İsrail devleti için “katil devlet” deniyor. Başka halkların katili, aslında aynı zamanda kendi halkının da zalimi… İsrailli patronlar ve egemenler, İsrailli işçi ve emekçi sınıfın tepesinde kırbaç şaklatıyor. Bunu kabul etmeyen İsrailli işçi ve emekçiler, haksızlıklara karşı mücadele bayrağını yükseltmiş durumdalar.

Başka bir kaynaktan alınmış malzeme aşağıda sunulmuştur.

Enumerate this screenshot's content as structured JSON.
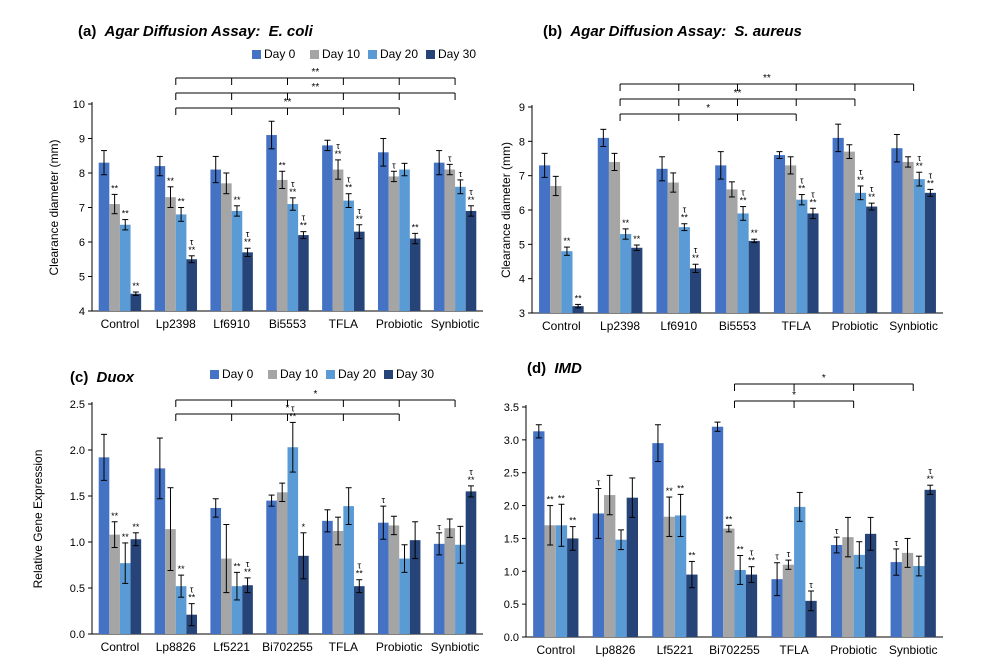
{
  "colors": {
    "Day 0": "#4472c4",
    "Day 10": "#a5a5a5",
    "Day 20": "#5b9bd5",
    "Day 30": "#264478"
  },
  "chart_data": [
    {
      "type": "bar",
      "label": "(a)",
      "title": "Agar Diffusion Assay:",
      "title_italic": "E. coli",
      "ylabel": "Clearance diameter (mm)",
      "ylim": [
        4,
        10
      ],
      "yticks": [
        4,
        5,
        6,
        7,
        8,
        9,
        10
      ],
      "grid": false,
      "legend": "top",
      "categories": [
        "Control",
        "Lp2398",
        "Lf6910",
        "Bi5553",
        "TFLA",
        "Probiotic",
        "Synbiotic"
      ],
      "series": [
        {
          "name": "Day 0",
          "values": [
            8.3,
            8.2,
            8.1,
            9.1,
            8.8,
            8.6,
            8.3
          ],
          "errors": [
            0.35,
            0.28,
            0.38,
            0.4,
            0.15,
            0.4,
            0.35
          ],
          "marks": [
            "",
            "",
            "",
            "",
            "",
            "",
            ""
          ]
        },
        {
          "name": "Day 10",
          "values": [
            7.1,
            7.3,
            7.7,
            7.8,
            8.1,
            7.9,
            8.1
          ],
          "errors": [
            0.28,
            0.3,
            0.3,
            0.25,
            0.28,
            0.15,
            0.15
          ],
          "marks": [
            "**",
            "**",
            "",
            "**",
            "τ **",
            "τ",
            "τ"
          ]
        },
        {
          "name": "Day 20",
          "values": [
            6.5,
            6.8,
            6.9,
            7.1,
            7.2,
            8.1,
            7.6
          ],
          "errors": [
            0.15,
            0.2,
            0.15,
            0.18,
            0.2,
            0.18,
            0.2
          ],
          "marks": [
            "**",
            "**",
            "**",
            "τ **",
            "τ **",
            "",
            "τ"
          ]
        },
        {
          "name": "Day 30",
          "values": [
            4.5,
            5.5,
            5.7,
            6.2,
            6.3,
            6.1,
            6.9
          ],
          "errors": [
            0.05,
            0.1,
            0.12,
            0.1,
            0.2,
            0.15,
            0.15
          ],
          "marks": [
            "**",
            "τ **",
            "τ **",
            "τ **",
            "τ **",
            "**",
            "τ **"
          ]
        }
      ],
      "brackets": [
        {
          "from": 1,
          "to": 6,
          "label": "**",
          "legs": [
            1,
            2,
            3,
            4,
            5,
            6
          ]
        },
        {
          "from": 1,
          "to": 6,
          "label": "**",
          "legs": [
            1,
            2,
            3,
            4,
            5,
            6
          ]
        },
        {
          "from": 1,
          "to": 5,
          "label": "**",
          "legs": [
            1,
            2,
            3,
            4,
            5
          ]
        }
      ]
    },
    {
      "type": "bar",
      "label": "(b)",
      "title": "Agar Diffusion Assay:",
      "title_italic": "S. aureus",
      "ylabel": "Clearance diameter (mm)",
      "ylim": [
        3,
        9
      ],
      "yticks": [
        3,
        4,
        5,
        6,
        7,
        8,
        9
      ],
      "grid": false,
      "legend": "",
      "categories": [
        "Control",
        "Lp2398",
        "Lf6910",
        "Bi5553",
        "TFLA",
        "Probiotic",
        "Synbiotic"
      ],
      "series": [
        {
          "name": "Day 0",
          "values": [
            7.3,
            8.1,
            7.2,
            7.3,
            7.6,
            8.1,
            7.8
          ],
          "errors": [
            0.35,
            0.25,
            0.35,
            0.4,
            0.1,
            0.4,
            0.4
          ],
          "marks": [
            "",
            "",
            "",
            "",
            "",
            "",
            ""
          ]
        },
        {
          "name": "Day 10",
          "values": [
            6.7,
            7.4,
            6.8,
            6.6,
            7.3,
            7.7,
            7.4
          ],
          "errors": [
            0.28,
            0.25,
            0.28,
            0.22,
            0.25,
            0.2,
            0.15
          ],
          "marks": [
            "",
            "",
            "",
            "",
            "",
            "",
            ""
          ]
        },
        {
          "name": "Day 20",
          "values": [
            4.8,
            5.3,
            5.5,
            5.9,
            6.3,
            6.5,
            6.9
          ],
          "errors": [
            0.12,
            0.15,
            0.1,
            0.2,
            0.15,
            0.2,
            0.2
          ],
          "marks": [
            "**",
            "**",
            "τ **",
            "τ **",
            "τ **",
            "τ **",
            "τ **"
          ]
        },
        {
          "name": "Day 30",
          "values": [
            3.2,
            4.9,
            4.3,
            5.1,
            5.9,
            6.1,
            6.5
          ],
          "errors": [
            0.05,
            0.08,
            0.12,
            0.05,
            0.15,
            0.1,
            0.1
          ],
          "marks": [
            "**",
            "**",
            "τ **",
            "**",
            "τ **",
            "τ **",
            "τ **"
          ]
        }
      ],
      "brackets": [
        {
          "from": 1,
          "to": 6,
          "label": "**",
          "legs": [
            1,
            2,
            3,
            4,
            5,
            6
          ]
        },
        {
          "from": 1,
          "to": 5,
          "label": "**",
          "legs": [
            1,
            2,
            3,
            4,
            5
          ]
        },
        {
          "from": 1,
          "to": 4,
          "label": "*",
          "legs": [
            1,
            2,
            3,
            4
          ]
        }
      ]
    },
    {
      "type": "bar",
      "label": "(c)",
      "title": "",
      "title_italic": "Duox",
      "ylabel": "Relative Gene Expression",
      "ylim": [
        0.0,
        2.5
      ],
      "yticks": [
        0.0,
        0.5,
        1.0,
        1.5,
        2.0,
        2.5
      ],
      "grid": false,
      "legend": "top",
      "categories": [
        "Control",
        "Lp8826",
        "Lf5221",
        "Bi702255",
        "TFLA",
        "Probiotic",
        "Synbiotic"
      ],
      "series": [
        {
          "name": "Day 0",
          "values": [
            1.92,
            1.8,
            1.37,
            1.45,
            1.23,
            1.21,
            0.98
          ],
          "errors": [
            0.25,
            0.33,
            0.1,
            0.06,
            0.12,
            0.18,
            0.12
          ],
          "marks": [
            "",
            "",
            "",
            "",
            "",
            "τ",
            "τ"
          ]
        },
        {
          "name": "Day 10",
          "values": [
            1.08,
            1.14,
            0.82,
            1.54,
            1.12,
            1.18,
            1.15
          ],
          "errors": [
            0.14,
            0.45,
            0.37,
            0.1,
            0.15,
            0.1,
            0.1
          ],
          "marks": [
            "**",
            "",
            "",
            "",
            "",
            "",
            ""
          ]
        },
        {
          "name": "Day 20",
          "values": [
            0.77,
            0.52,
            0.52,
            2.03,
            1.39,
            0.82,
            0.97
          ],
          "errors": [
            0.22,
            0.12,
            0.15,
            0.27,
            0.2,
            0.15,
            0.2
          ],
          "marks": [
            "**",
            "**",
            "**",
            "τ **",
            "",
            "",
            ""
          ]
        },
        {
          "name": "Day 30",
          "values": [
            1.03,
            0.21,
            0.53,
            0.85,
            0.52,
            1.02,
            1.55
          ],
          "errors": [
            0.07,
            0.12,
            0.08,
            0.25,
            0.07,
            0.2,
            0.06
          ],
          "marks": [
            "**",
            "τ **",
            "τ **",
            "*",
            "τ **",
            "",
            "τ **"
          ]
        }
      ],
      "brackets": [
        {
          "from": 1,
          "to": 6,
          "label": "*",
          "legs": [
            1,
            2,
            3,
            4,
            5,
            6
          ]
        },
        {
          "from": 1,
          "to": 5,
          "label": "*",
          "legs": [
            1,
            2,
            3,
            4,
            5
          ]
        }
      ]
    },
    {
      "type": "bar",
      "label": "(d)",
      "title": "",
      "title_italic": "IMD",
      "ylabel": "",
      "ylim": [
        0.0,
        3.5
      ],
      "yticks": [
        0.0,
        0.5,
        1.0,
        1.5,
        2.0,
        2.5,
        3.0,
        3.5
      ],
      "grid": false,
      "legend": "",
      "categories": [
        "Control",
        "Lp8826",
        "Lf5221",
        "Bi702255",
        "TFLA",
        "Probiotic",
        "Synbiotic"
      ],
      "series": [
        {
          "name": "Day 0",
          "values": [
            3.13,
            1.88,
            2.95,
            3.2,
            0.88,
            1.4,
            1.14
          ],
          "errors": [
            0.1,
            0.38,
            0.28,
            0.07,
            0.25,
            0.12,
            0.2
          ],
          "marks": [
            "",
            "τ",
            "",
            "",
            "τ",
            "τ",
            "τ"
          ]
        },
        {
          "name": "Day 10",
          "values": [
            1.7,
            2.16,
            1.83,
            1.65,
            1.1,
            1.52,
            1.28
          ],
          "errors": [
            0.3,
            0.3,
            0.3,
            0.05,
            0.07,
            0.3,
            0.22
          ],
          "marks": [
            "**",
            "",
            "**",
            "**",
            "τ",
            "",
            ""
          ]
        },
        {
          "name": "Day 20",
          "values": [
            1.7,
            1.48,
            1.85,
            1.02,
            1.98,
            1.25,
            1.08
          ],
          "errors": [
            0.32,
            0.15,
            0.32,
            0.22,
            0.22,
            0.2,
            0.15
          ],
          "marks": [
            "**",
            "",
            "**",
            "**",
            "",
            "",
            ""
          ]
        },
        {
          "name": "Day 30",
          "values": [
            1.5,
            2.12,
            0.95,
            0.95,
            0.55,
            1.57,
            2.24
          ],
          "errors": [
            0.18,
            0.3,
            0.2,
            0.12,
            0.15,
            0.25,
            0.07
          ],
          "marks": [
            "**",
            "",
            "**",
            "τ **",
            "τ",
            "",
            "τ **"
          ]
        }
      ],
      "brackets": [
        {
          "from": 3,
          "to": 6,
          "label": "*",
          "legs": [
            3,
            4,
            5,
            6
          ]
        },
        {
          "from": 3,
          "to": 5,
          "label": "*",
          "legs": [
            3,
            4,
            5
          ]
        }
      ]
    }
  ]
}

Ama patronlar işçilerin uluslararası düzeyde bir araya gelmemesi için bilinçli olarak diğer ülkelerin işçilerini düşmanmış gibi gösteriyorlar. İşçilerin çıkarları da, sorunları da ortaktır. Milliyetçilik ve ırkçılığın, burjuvazinin işçi sınıfının belleğine enjekte ettiği bir zehir olduğunu bilmeli, insanlıkla bağdaşmayan bu yalanlara kanmamalıyız. Tüm dünyada işçi sınıfını ezenler, sömürenler, çıkarları için diğer ülkelere saldıranlar burjuva devletler ve egemen güçlerdir. Biz işçi emekçi sınıfın payına düşen de kendi sınıf kardeşlerimizle savaştırılıp ölmektir. Tüm bunları dünyanın ülkelerini yöneten bir avuç sömürücünün çıkarları için yapmamız isteniyor.
Ancak tüm dünyada eşitsizliklere karşı önemli hareketler yükseliyor. İşçi sınıfı eşitsizlik, sömürü, adaletsizlik üzerine kurulu devlet yönetimini ve diktatörleri istemiyor. Bu bilinç gün geçtikçe tüm dünyada yükselerek yayılıyor. Bizler hem üreten hem de yöneten olmak istiyoruz. Bu yüzden örgütlenmeli ve dünya işçilerinin yanında yer almalıyız.